Maria Lúcia é, até agora, a única entre os guerrilheiros cujos restos mortais foram identificados. Sua ossada foi encontrada em abril de 1991, no cemitério de Xambioá, sul do Pará, juntamente com outra, que se supõe ser de Francisco Manoel Chaves. Mas a identificação oficial só ocorreu em maio de 1996: há informações de que, ainda em 1991, o atual senador Romeu Tuma - que, na época, dirigia a Polícia Federal - teria aconselhado ao médico legista Badan Palhares, do Departamento de Medicina Legal da Unicamp, que participou do encontro da ossada, a não identificar os restos mortais dos guerrilheiros do Araguaia.
Em conseqüência, o reconhecimento só ocorreu cinco anos depois, quando o jornal O Globo publicou uma série de reportagens sobre a guerrilha, feita a partir de documentos e fotos fornecidos por um militar ao jornal. As fotos que vieram a público na ocasião traziam uma série de indícios fortes (detalhes da roupa que a guerrilheira usava quando foi executada) que, juntamente com o reconhecimento de sua arcada dentária, foram mais fortes do que as pressões para que não fosse identificada.

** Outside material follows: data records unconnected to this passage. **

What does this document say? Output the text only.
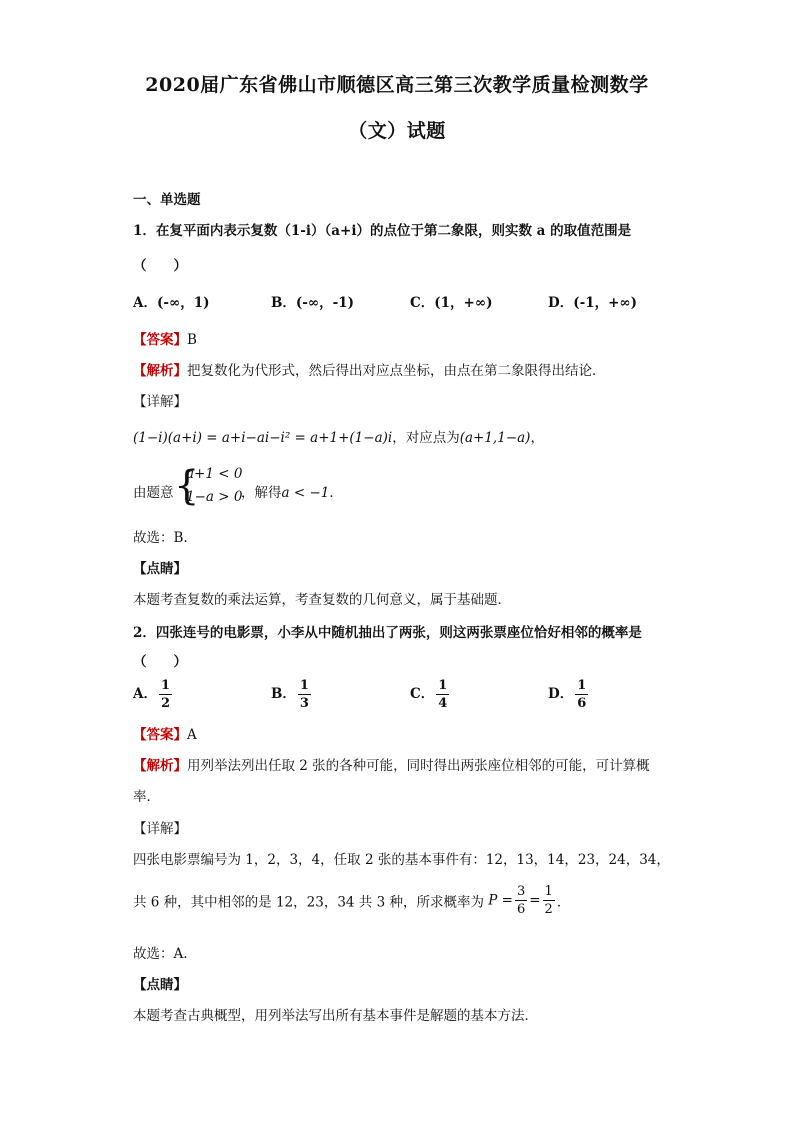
2020届广东省佛山市顺德区高三第三次教学质量检测数学
（文）试题
一、单选题
1．在复平面内表示复数（1-i）（a+i）的点位于第二象限，则实数 a 的取值范围是
（　　）
A．(-∞，1)	B．(-∞，-1)	C．(1，+∞)	D．(-1，+∞)
【答案】B
【解析】把复数化为代形式，然后得出对应点坐标，由点在第二象限得出结论．
【详解】
(1−i)(a+i) = a+i−ai−i² = a+1+(1−a)i，对应点为(a+1,1−a)，
由题意 {
a+1 < 0
1−a > 0
，解得a < −1．
故选：B.
【点睛】
本题考查复数的乘法运算，考查复数的几何意义，属于基础题．
2．四张连号的电影票，小李从中随机抽出了两张，则这两张票座位恰好相邻的概率是
（　　）
A． $\frac{1}{2}$	B． $\frac{1}{3}$	C． $\frac{1}{4}$	D． $\frac{1}{6}$
【答案】A
【解析】用列举法列出任取 2 张的各种可能，同时得出两张座位相邻的可能，可计算概
率．
【详解】
四张电影票编号为 1，2，3，4，任取 2 张的基本事件有：12，13，14，23，24，34，
共 6 种，其中相邻的是 12，23，34 共 3 种，所求概率为 $P = \frac{3}{6} = \frac{1}{2}$ ．
故选：A.
【点睛】
本题考查古典概型，用列举法写出所有基本事件是解题的基本方法．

Lúcia pôde então ser sepultada, no cemitério Jardim do Ypê em Bauru, 24 anos depois de sua morte, numa cerimônia que teve a participação de várias entidades ligadas à luta pelo restabelecimento da verdade em relação aos mortos e desaparecidos pela repressão da ditadura militar de 1964. Nela estiveram, além da família e da Comissão dos Familiares dos Mortos e Desaparecidos Políticos, a Comissão de Direitos Humanos da Assembléia e a Secretaria de Justiça e Defesa da Cidadania do Estado. Além de representantes de partidos políticos de esquerda, entre eles o Partido Comunista do Brasil, em homenagem à heroína que ali era inumada. Houve também sessão solene na Câmara Municipal de Bauru, por iniciativa da vereadora comunista Maria José ‘’Majô’’ Jandreice.
Foi nessa ocasião que, juntando-se às homenagens, o pintor Percy Coppieters, que mantém um ateliê em Bauru, entregou o quadro àquela que, na opinião do jurista Egmar José de Oliveira, foi uma mãe "absolutamente diferente". A opinião está registrada no voto onde, como relator do pedido de anistia post mortem apresentado por Dona Julieta Petit à Comissão de Anistia do Ministério da Justiça, o jurista diz: "A senhora merece o nosso mais profundo respeito".
O Estado brasileiro, dirigido pelo operário Luiz Inácio Lula da Silva, reconhece, por esta Comissão de Anistia, a senhora como uma mulher ímpar e singular; uma mulher guerreira que aos 85 anos de idade comparece aqui e exige de cabeça erguida que se reconheça a condição de perseguidos políticos de seus três filhos: Lúcio, Jaime e Maria Lúcia, brutalmente assassinados pelo regime militar quando lutavam por uma causa justa - liberdade, democracia, justiça e igualdade social. Dona Julieta, a senhora é seguramente uma mãe absolutamente diferente, uma mãe que colocou no mundo três filhos e os criou com tamanha firmeza, convicção e desprendimento que chegaram ao limite máximo - deram suas vidas pela libertação de seu povo’’.
Quando Dona Julieta despediu-se da vida, em 2007, seus filhos Laura e Clóvis Petit, decidiram doar o quadro ao Partido Comunista do Brasil. "Meus irmãos eram militantes do PC do B’", disse Laura; "fizeram parte da luta do partido, fazem parte de sua história; resistiram até o final de suas vidas. Foi por isso que decidimos que o lugar do quadro é com o partido", disse.